À l’approche du salon de défense Eurosatory 2026, prévu du 15 au 19 juin à Villepinte, le gouvernement français a décidé de restreindre la participation d’Israël. Selon Marianne, Paris a écarté toute représentation officielle de l’État hébreu et tout pavillon national, tout en autorisant les industriels israéliens à exposer, sur fond de désapprobation après les opérations militaires israéliennes au Liban.
Le parc des expositions de Paris-Nord Villepinte, en Seine-Saint-Denis, accueillera du 15 au 19 juin l’édition 2026 d’Eurosatory, l’un des plus importants salons mondiaux consacrés à la défense et à la sécurité. Organisé tous les deux ans en région parisienne, l’événement réunit des entreprises venues du monde entier pour présenter leurs équipements, gagner en visibilité et annoncer de futurs contrats. Les organisateurs attendent cette année plus de 2 000 exposants, d’après Marianne.
Une présence israélienne réduite par Paris
La présence annoncée de vingt-neuf entreprises d’armement israéliennes a placé le gouvernement français dans une position délicate. Alors que la polémique enflait, l’exécutif a choisi de limiter la participation d’Israël. Concrètement, l’État hébreu ne disposera ni d’une représentation officielle ni d’un pavillon national sur le salon.

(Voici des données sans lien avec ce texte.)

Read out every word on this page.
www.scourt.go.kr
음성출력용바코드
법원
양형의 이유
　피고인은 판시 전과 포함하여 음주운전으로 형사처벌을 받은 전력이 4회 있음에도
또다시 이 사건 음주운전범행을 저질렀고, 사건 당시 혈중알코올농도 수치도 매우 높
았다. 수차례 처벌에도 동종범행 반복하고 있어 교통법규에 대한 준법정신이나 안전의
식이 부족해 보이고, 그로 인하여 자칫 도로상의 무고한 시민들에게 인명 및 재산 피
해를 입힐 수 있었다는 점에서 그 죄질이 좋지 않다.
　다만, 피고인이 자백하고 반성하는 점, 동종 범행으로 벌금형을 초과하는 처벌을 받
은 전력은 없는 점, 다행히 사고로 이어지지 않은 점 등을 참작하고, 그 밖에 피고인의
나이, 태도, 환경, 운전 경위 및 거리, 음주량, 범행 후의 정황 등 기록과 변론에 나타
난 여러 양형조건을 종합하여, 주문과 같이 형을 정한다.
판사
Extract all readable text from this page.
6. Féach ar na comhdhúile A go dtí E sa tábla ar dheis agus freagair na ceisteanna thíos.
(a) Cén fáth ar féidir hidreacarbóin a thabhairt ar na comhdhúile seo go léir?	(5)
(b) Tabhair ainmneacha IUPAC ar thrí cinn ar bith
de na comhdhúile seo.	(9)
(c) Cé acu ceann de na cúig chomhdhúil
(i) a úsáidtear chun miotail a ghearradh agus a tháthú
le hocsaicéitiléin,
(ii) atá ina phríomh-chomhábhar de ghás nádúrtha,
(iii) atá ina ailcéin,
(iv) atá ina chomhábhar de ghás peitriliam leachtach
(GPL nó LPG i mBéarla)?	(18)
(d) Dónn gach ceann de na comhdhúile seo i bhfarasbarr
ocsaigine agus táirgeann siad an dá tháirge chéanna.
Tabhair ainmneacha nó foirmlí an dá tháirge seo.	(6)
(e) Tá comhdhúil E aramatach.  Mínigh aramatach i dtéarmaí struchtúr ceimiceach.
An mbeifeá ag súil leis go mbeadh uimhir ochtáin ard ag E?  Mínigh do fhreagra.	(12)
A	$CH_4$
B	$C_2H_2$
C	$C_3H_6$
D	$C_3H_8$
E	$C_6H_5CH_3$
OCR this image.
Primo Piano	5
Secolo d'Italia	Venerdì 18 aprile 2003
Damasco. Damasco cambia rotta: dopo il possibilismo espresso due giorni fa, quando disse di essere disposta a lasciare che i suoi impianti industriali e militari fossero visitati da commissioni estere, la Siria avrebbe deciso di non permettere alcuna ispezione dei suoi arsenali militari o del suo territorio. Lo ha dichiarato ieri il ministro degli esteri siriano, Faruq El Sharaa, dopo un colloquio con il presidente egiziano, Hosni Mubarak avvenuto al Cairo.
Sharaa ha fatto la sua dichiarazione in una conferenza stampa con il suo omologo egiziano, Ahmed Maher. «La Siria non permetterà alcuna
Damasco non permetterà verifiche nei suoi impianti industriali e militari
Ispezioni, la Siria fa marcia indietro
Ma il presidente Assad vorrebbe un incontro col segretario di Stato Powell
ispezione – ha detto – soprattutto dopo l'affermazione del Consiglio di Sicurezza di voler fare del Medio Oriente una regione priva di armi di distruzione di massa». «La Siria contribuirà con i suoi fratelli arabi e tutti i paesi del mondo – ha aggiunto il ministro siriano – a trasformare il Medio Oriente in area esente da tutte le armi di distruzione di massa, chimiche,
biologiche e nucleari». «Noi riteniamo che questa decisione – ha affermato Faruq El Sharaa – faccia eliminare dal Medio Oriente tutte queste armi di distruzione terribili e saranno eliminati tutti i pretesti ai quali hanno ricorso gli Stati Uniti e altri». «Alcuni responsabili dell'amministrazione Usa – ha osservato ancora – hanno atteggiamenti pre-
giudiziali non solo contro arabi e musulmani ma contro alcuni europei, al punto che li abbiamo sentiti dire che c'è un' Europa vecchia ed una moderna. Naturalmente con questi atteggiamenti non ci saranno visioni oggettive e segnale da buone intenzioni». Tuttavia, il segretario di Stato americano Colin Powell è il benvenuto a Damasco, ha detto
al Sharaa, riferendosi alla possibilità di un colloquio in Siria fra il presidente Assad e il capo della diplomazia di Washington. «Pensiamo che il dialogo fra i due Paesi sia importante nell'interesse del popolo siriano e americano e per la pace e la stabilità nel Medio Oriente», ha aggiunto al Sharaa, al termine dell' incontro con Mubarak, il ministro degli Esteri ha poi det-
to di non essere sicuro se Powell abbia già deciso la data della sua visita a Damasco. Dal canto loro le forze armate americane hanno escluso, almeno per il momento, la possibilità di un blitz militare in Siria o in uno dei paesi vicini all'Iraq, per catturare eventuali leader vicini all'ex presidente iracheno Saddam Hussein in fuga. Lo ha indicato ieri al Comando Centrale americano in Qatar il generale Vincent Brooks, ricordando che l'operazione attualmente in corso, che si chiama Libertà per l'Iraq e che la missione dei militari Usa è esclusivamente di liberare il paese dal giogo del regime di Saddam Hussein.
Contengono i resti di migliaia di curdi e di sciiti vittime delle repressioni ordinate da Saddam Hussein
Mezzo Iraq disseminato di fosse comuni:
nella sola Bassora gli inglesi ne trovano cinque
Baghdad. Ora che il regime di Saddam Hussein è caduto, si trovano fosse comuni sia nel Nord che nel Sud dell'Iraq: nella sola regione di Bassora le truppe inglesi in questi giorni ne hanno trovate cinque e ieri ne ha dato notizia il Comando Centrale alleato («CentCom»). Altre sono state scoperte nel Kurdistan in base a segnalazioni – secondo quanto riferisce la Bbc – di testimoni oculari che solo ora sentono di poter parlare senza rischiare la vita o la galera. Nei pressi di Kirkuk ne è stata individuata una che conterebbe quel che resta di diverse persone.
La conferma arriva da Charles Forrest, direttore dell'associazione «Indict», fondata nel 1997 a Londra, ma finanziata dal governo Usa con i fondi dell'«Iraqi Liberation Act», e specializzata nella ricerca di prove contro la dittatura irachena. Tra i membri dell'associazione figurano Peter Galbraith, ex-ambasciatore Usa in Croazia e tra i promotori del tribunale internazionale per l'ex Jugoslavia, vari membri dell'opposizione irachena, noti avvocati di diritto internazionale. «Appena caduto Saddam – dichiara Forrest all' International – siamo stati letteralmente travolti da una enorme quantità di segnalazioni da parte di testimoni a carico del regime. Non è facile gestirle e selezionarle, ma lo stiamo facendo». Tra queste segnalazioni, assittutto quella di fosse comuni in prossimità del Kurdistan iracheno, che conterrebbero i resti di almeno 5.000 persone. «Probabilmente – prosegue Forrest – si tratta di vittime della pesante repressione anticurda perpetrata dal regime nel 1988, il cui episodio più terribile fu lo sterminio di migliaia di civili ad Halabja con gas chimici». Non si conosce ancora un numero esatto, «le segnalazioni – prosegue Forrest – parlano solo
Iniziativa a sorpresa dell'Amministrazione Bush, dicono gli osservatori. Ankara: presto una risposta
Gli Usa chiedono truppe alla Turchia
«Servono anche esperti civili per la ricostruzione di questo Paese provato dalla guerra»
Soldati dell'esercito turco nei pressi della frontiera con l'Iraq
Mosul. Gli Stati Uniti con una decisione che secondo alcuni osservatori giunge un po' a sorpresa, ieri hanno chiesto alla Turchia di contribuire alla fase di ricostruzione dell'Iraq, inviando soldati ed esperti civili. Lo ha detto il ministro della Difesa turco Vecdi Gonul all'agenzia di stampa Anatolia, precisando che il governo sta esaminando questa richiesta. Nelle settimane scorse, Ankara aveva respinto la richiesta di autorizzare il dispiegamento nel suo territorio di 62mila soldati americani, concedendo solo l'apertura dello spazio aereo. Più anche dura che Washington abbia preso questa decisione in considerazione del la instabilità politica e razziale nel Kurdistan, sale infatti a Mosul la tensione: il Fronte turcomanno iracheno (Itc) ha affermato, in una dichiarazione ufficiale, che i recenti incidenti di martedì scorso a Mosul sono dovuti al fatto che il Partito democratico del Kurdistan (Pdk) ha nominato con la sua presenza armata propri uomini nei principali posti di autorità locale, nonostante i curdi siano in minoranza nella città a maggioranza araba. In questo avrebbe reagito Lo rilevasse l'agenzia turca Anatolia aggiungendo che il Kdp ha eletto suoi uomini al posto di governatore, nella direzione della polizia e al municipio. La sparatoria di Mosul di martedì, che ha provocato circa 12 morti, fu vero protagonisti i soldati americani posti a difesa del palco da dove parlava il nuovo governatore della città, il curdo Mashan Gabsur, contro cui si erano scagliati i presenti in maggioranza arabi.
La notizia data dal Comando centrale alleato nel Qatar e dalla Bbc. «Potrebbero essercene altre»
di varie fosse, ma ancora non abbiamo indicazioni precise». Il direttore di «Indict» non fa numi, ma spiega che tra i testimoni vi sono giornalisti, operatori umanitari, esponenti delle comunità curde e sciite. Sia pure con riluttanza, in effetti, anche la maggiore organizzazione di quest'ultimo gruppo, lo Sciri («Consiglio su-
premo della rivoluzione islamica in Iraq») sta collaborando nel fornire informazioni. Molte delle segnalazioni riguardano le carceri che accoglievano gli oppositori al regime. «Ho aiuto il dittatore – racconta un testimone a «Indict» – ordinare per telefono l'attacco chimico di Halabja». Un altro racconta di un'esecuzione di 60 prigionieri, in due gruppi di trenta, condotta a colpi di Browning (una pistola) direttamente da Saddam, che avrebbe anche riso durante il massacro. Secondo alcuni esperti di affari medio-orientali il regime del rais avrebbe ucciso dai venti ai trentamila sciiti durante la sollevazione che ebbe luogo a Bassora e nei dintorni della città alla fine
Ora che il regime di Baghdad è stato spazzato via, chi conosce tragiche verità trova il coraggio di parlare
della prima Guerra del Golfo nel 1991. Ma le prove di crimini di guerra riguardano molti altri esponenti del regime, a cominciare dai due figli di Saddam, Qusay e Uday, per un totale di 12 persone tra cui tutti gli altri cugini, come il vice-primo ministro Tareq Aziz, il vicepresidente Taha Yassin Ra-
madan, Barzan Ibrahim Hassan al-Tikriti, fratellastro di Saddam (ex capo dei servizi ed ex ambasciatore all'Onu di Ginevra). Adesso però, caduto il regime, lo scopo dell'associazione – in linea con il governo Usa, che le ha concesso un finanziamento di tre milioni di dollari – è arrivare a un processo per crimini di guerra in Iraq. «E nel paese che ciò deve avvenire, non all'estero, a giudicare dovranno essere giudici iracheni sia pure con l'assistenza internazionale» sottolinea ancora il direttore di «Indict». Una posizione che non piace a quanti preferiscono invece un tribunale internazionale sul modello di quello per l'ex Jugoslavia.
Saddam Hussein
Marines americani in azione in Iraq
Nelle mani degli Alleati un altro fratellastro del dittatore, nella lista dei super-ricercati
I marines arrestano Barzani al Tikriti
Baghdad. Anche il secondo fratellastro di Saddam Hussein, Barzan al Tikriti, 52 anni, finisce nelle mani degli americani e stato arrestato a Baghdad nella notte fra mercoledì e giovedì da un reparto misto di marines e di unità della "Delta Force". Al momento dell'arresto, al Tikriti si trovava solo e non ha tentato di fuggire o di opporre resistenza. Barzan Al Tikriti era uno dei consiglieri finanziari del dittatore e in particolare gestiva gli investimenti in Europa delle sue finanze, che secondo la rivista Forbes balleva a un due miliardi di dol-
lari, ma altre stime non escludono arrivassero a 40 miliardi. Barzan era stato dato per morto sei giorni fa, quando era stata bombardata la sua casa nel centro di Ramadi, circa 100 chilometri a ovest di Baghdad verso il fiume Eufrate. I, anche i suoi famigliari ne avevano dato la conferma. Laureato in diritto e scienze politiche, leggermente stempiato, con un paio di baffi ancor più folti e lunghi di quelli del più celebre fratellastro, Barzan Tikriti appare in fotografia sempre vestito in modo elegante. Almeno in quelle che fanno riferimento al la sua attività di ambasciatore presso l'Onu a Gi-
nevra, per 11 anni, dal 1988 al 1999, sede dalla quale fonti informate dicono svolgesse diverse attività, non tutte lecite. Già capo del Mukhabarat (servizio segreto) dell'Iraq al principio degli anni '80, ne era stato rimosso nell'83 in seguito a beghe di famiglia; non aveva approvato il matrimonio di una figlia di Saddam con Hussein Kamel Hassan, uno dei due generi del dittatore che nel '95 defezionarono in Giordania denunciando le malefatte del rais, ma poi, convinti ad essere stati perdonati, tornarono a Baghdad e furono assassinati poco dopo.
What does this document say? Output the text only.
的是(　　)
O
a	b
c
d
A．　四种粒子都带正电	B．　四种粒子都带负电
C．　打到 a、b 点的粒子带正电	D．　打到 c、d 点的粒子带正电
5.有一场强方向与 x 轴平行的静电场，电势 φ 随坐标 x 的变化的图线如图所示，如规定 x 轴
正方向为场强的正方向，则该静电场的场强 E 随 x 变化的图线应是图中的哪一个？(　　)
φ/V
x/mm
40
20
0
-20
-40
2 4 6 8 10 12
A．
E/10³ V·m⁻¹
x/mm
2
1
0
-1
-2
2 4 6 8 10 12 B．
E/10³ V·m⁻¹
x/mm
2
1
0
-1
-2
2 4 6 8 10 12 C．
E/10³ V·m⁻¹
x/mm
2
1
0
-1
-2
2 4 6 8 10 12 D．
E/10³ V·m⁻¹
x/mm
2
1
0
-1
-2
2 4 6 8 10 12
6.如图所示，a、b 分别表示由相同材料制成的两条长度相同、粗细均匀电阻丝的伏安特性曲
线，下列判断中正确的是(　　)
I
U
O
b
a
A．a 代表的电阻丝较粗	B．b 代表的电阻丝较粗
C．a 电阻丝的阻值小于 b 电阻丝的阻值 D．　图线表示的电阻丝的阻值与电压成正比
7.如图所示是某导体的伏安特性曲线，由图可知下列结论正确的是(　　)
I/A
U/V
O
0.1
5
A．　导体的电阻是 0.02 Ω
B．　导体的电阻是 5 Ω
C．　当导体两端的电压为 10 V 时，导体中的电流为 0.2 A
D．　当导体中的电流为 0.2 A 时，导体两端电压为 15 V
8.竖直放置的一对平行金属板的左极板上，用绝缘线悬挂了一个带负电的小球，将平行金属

Les industriels israéliens pourront toutefois exposer leurs matériels, à la condition de se cantonner aux systèmes de défense aérienne et antimissile, à l’exclusion des armes offensives. Cette restriction vise à concilier la tenue d’un grand rendez-vous commercial et la volonté affichée par Paris de marquer une distance.
Une désapprobation sur fond d’opérations au Liban
Selon Marianne, cette décision traduit l’embarras des autorités françaises et s’inscrit dans le contexte des opérations militaires conduites par Israël au Liban. En limitant la visibilité officielle d’Israël tout en maintenant la participation de ses entreprises, le gouvernement cherche un équilibre entre signal diplomatique et intérêts de l’industrie de défense.
Le titre de l’article de Marianne, qui cite l’idée selon laquelle « le plus simple aurait été de les interdire », résume la difficulté de l’exercice. Au-delà du cas israélien, Eurosatory illustre la manière dont les grands salons d’armement deviennent des terrains où se croisent enjeux commerciaux, choix diplomatiques et tensions internationales.
Le détail des mesures et des réactions figure dans l’article d’origine, réservé aux abonnés de Marianne. X-Pression Média rend compte ici des éléments rendus publics.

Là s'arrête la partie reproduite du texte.